Reputation: 453
I am extracting some tweets and I am getting json (json_response
) in return which looks something like this (I've added dummy IDs):
{
"data": [
{
"author_id": "123456",
"conversation_id": "7890",
"created_at": "2020-03-01T23:59:58.000Z",
"id": "12345678",
"lang": "en",
"public_metrics": {
"like_count": 1,
"quote_count": 2,
"reply_count": 3,
"retweet_count": 4
},
"referenced_tweets": [
{
"id": "13664100",
"type": "retweeted"
}
],
"reply_settings": "everyone",
"source": "Twitter for Android",
"text": "This is a sample."
}
],
"includes": {
"users": [
{
"created_at": "2018-08-29T23:45:37.000Z",
"description": "",
"id": "7890123",
"name": "Twitter user",
"public_metrics": {
"followers_count": 1199,
"following_count": 1351,
"listed_count": 0,
"tweet_count": 52607
},
"username": "user_123",
"verified": false
}
]
}
I am trying to convert it into pandas dataframe using the following code:
import json
from pandas.io.json import json_normalize
df = pd.DataFrame.from_dict(pd.json_normalize(json_response['data']), orient='columns')
And it is giving me the output whose header is as follows:
conversation_id | text | source | reply_settings | referenced_tweets | id | created_at | lang | author_id | public_metrics.retweet_count | public_metrics.reply_count | public_metrics.like_count | public_metrics.quote_count | in_reply_to_user_id
except that I want to add username
as a column in the df
along with other columns.

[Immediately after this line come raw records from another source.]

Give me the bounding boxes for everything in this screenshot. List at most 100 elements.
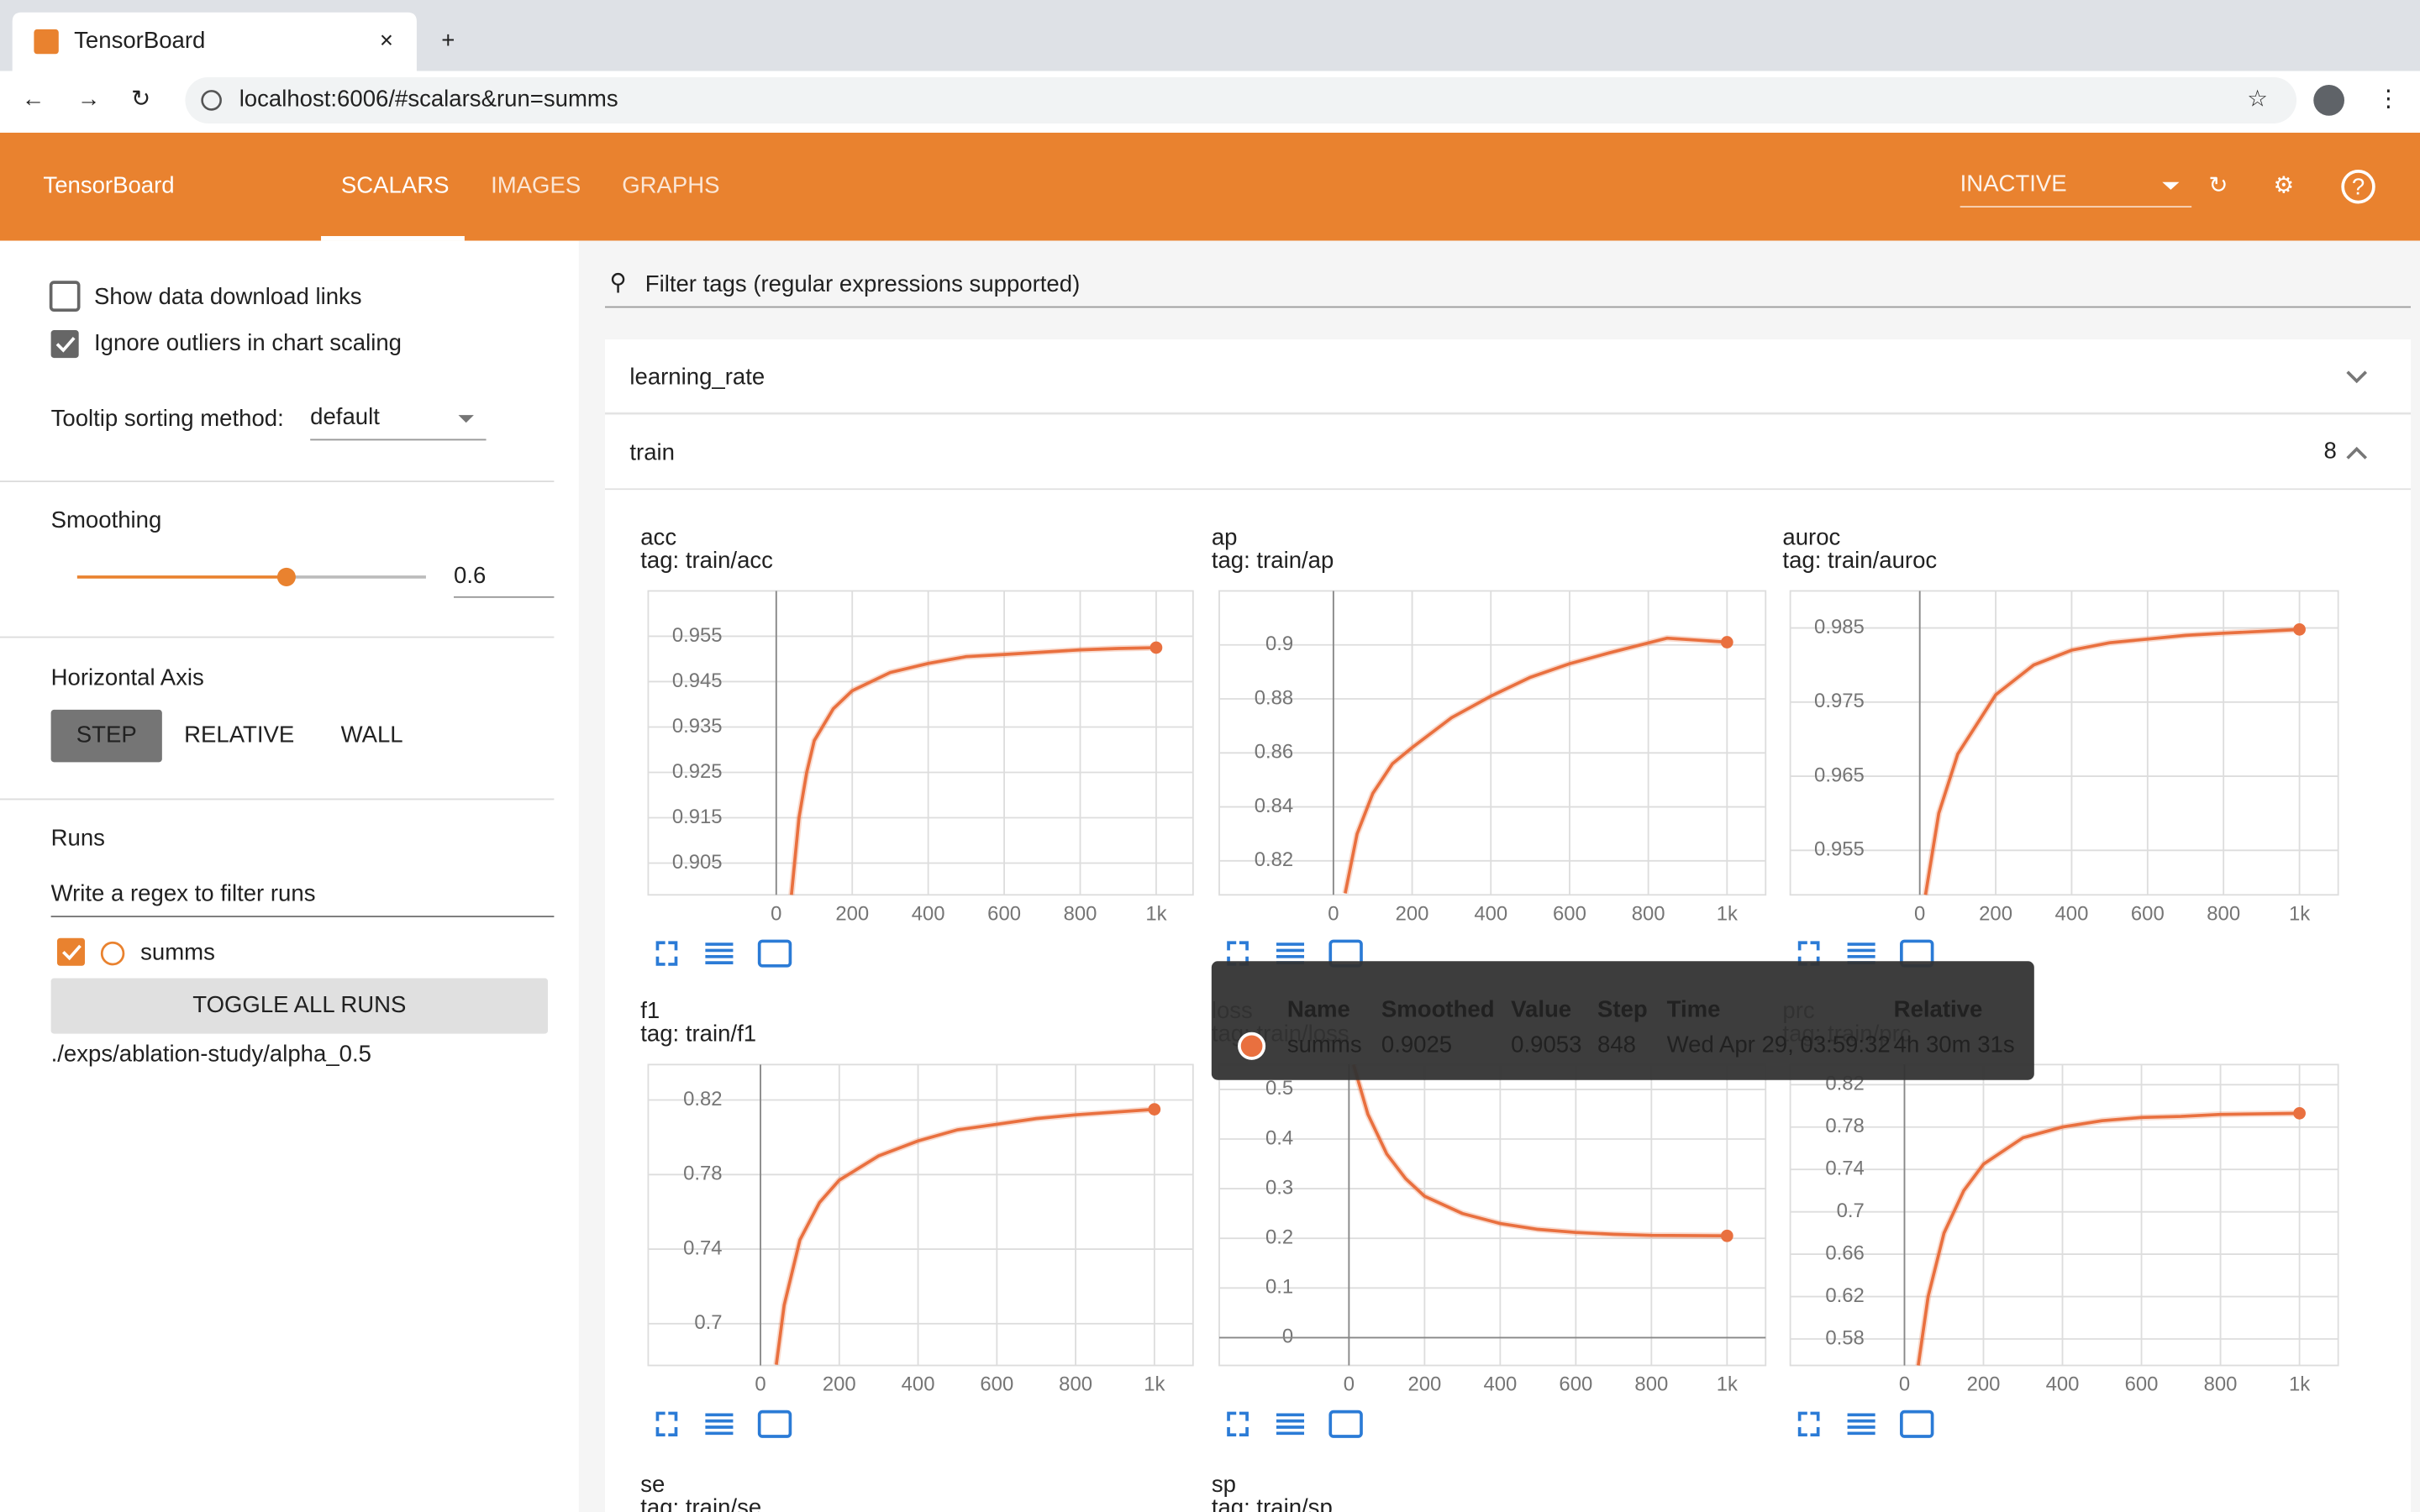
y-tick-label: 0.4 bbox=[1265, 1126, 1293, 1149]
x-tick-label: 400 bbox=[912, 902, 945, 925]
fullscreen-button[interactable] bbox=[1797, 941, 1820, 966]
sorting-value[interactable]: default bbox=[310, 403, 380, 429]
chart-tag: tag: train/auroc bbox=[1782, 547, 1937, 573]
nav-tab[interactable]: SCALARS bbox=[341, 172, 450, 198]
address-bar[interactable] bbox=[185, 76, 2297, 123]
fit-button[interactable] bbox=[1328, 1410, 1363, 1438]
y-tick-label: 0.7 bbox=[1837, 1200, 1865, 1222]
checkbox[interactable] bbox=[50, 330, 79, 359]
run-swatch bbox=[1238, 1032, 1266, 1060]
chart-tag: tag: train/acc bbox=[640, 547, 773, 573]
settings-button[interactable]: ⚙ bbox=[2274, 172, 2295, 198]
y-tick-label: 0.925 bbox=[672, 760, 723, 783]
app-title: TensorBoard bbox=[43, 172, 174, 198]
section-label: Runs bbox=[51, 824, 105, 850]
x-tick-label: 400 bbox=[1483, 1373, 1517, 1396]
group-name: learning_rate bbox=[629, 363, 765, 389]
tooltip-header: Name bbox=[1287, 995, 1350, 1021]
data-button[interactable] bbox=[1276, 942, 1305, 964]
y-tick-label: 0.935 bbox=[672, 715, 723, 738]
filter-input[interactable]: Filter tags (regular expressions support… bbox=[645, 270, 1081, 297]
x-tick-label: 1k bbox=[1145, 902, 1166, 925]
x-tick-label: 600 bbox=[1559, 1373, 1592, 1396]
last-point bbox=[1720, 1229, 1733, 1242]
smoothing-value[interactable]: 0.6 bbox=[454, 562, 486, 588]
data-button[interactable] bbox=[1847, 1413, 1876, 1436]
group-header[interactable] bbox=[605, 339, 2411, 412]
run-color[interactable] bbox=[100, 941, 125, 966]
data-button[interactable] bbox=[1847, 942, 1876, 964]
fullscreen-button[interactable] bbox=[655, 941, 678, 966]
reload-button[interactable]: ↻ bbox=[2208, 172, 2228, 198]
fit-button[interactable] bbox=[1900, 1410, 1934, 1438]
y-tick-label: 0.965 bbox=[1814, 764, 1865, 786]
x-tick-label: 200 bbox=[823, 1373, 856, 1396]
y-tick-label: 0.3 bbox=[1265, 1176, 1293, 1199]
tab[interactable] bbox=[12, 12, 417, 71]
smoothing-slider[interactable] bbox=[76, 567, 426, 586]
y-tick-label: 0.74 bbox=[683, 1236, 722, 1259]
expand-icon[interactable] bbox=[2346, 370, 2368, 384]
nav-tab[interactable]: GRAPHS bbox=[622, 172, 719, 198]
check bbox=[62, 944, 82, 961]
tab-indicator bbox=[321, 236, 465, 241]
tooltip-cell: 0.9053 bbox=[1511, 1032, 1581, 1058]
run-checkbox[interactable] bbox=[56, 937, 86, 966]
axis-button-selected[interactable] bbox=[50, 709, 162, 763]
y-tick-label: 0.82 bbox=[683, 1088, 722, 1110]
tooltip-header: Smoothed bbox=[1381, 995, 1495, 1021]
run-status[interactable]: INACTIVE bbox=[1960, 171, 2067, 197]
y-tick-label: 0.1 bbox=[1265, 1276, 1293, 1299]
y-tick-label: 0 bbox=[1282, 1326, 1293, 1348]
slider-knob bbox=[276, 567, 296, 586]
x-tick-label: 400 bbox=[1474, 902, 1507, 925]
plot-frame bbox=[647, 590, 1194, 896]
last-point bbox=[2293, 623, 2306, 636]
tab-close[interactable]: × bbox=[380, 27, 393, 53]
fit-button[interactable] bbox=[757, 1410, 792, 1438]
tooltip-header: Relative bbox=[1894, 995, 1983, 1021]
menu[interactable]: ⋮ bbox=[2377, 86, 2401, 112]
profile[interactable] bbox=[2313, 85, 2344, 116]
fullscreen-button[interactable] bbox=[655, 1411, 678, 1436]
x-tick-label: 400 bbox=[902, 1373, 935, 1396]
tab-title: TensorBoard bbox=[74, 27, 205, 53]
runs-filter[interactable]: Write a regex to filter runs bbox=[51, 880, 316, 906]
chart-tag: tag: train/f1 bbox=[640, 1021, 756, 1047]
reload[interactable]: ↻ bbox=[131, 86, 150, 112]
x-tick-label: 800 bbox=[1064, 902, 1097, 925]
data-button[interactable] bbox=[705, 1413, 734, 1436]
fit-button[interactable] bbox=[757, 939, 792, 968]
new-tab[interactable]: + bbox=[441, 27, 455, 53]
collapse-icon[interactable] bbox=[2346, 446, 2368, 459]
tooltip-cell: 848 bbox=[1597, 1032, 1636, 1058]
series-line bbox=[775, 1107, 1155, 1365]
axis-option[interactable]: RELATIVE bbox=[184, 721, 294, 747]
nav-tab[interactable]: IMAGES bbox=[491, 172, 581, 198]
back[interactable]: ← bbox=[22, 86, 45, 112]
plot-frame bbox=[647, 1063, 1194, 1367]
y-tick-label: 0.955 bbox=[672, 624, 723, 647]
x-tick-label: 0 bbox=[771, 902, 781, 925]
axis-option[interactable]: WALL bbox=[341, 721, 403, 747]
info-icon[interactable] bbox=[201, 90, 222, 111]
data-button[interactable] bbox=[705, 942, 734, 964]
help-button[interactable] bbox=[2341, 170, 2375, 204]
bookmark[interactable]: ☆ bbox=[2247, 86, 2268, 112]
url: localhost:6006/#scalars&run=summs bbox=[239, 86, 618, 112]
app-header bbox=[0, 132, 2420, 241]
group-count: 8 bbox=[2323, 437, 2336, 463]
forward[interactable]: → bbox=[77, 86, 101, 112]
toggle-button[interactable] bbox=[50, 978, 549, 1034]
data-button[interactable] bbox=[1276, 1413, 1305, 1436]
x-tick-label: 600 bbox=[1553, 902, 1586, 925]
fullscreen-button[interactable] bbox=[1227, 941, 1249, 966]
x-tick-label: 600 bbox=[987, 902, 1021, 925]
x-tick-label: 0 bbox=[755, 1373, 765, 1396]
checkbox[interactable] bbox=[49, 281, 81, 312]
fullscreen-button[interactable] bbox=[1797, 1411, 1820, 1436]
chart-title: acc bbox=[640, 523, 676, 549]
tooltip-cell: 4h 30m 31s bbox=[1894, 1032, 2015, 1058]
series-line bbox=[1923, 627, 2300, 895]
fullscreen-button[interactable] bbox=[1227, 1411, 1249, 1436]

I'd like to add the column username
among these columns and I don't know how to do that.
Any guidance please?
Upvotes: 0
Views: 92
Reputation: 12711
IIUC you have a list of users dictionaries in json_response['data']
and json_response['include']['users']
. Why not create your own dictionary list from those two?
json_response = json.loads(response_raw)
your_dict_list = json_response['data']
for i, user in enumerate(json_response['includes']['users']):
your_dict_list[i]['username'] = user['username']
df = pd.json_normalize(your_dict_list)
Output:
author_id conversation_id created_at id lang ... username public_metrics.like_count public_metrics.quote_count public_metrics.reply_count public_metrics.retweet_count
0 123456 7890 2020-03-01T23:59:58.000Z 12345678 en ... user_123 1 2 3 4
Upvotes: 2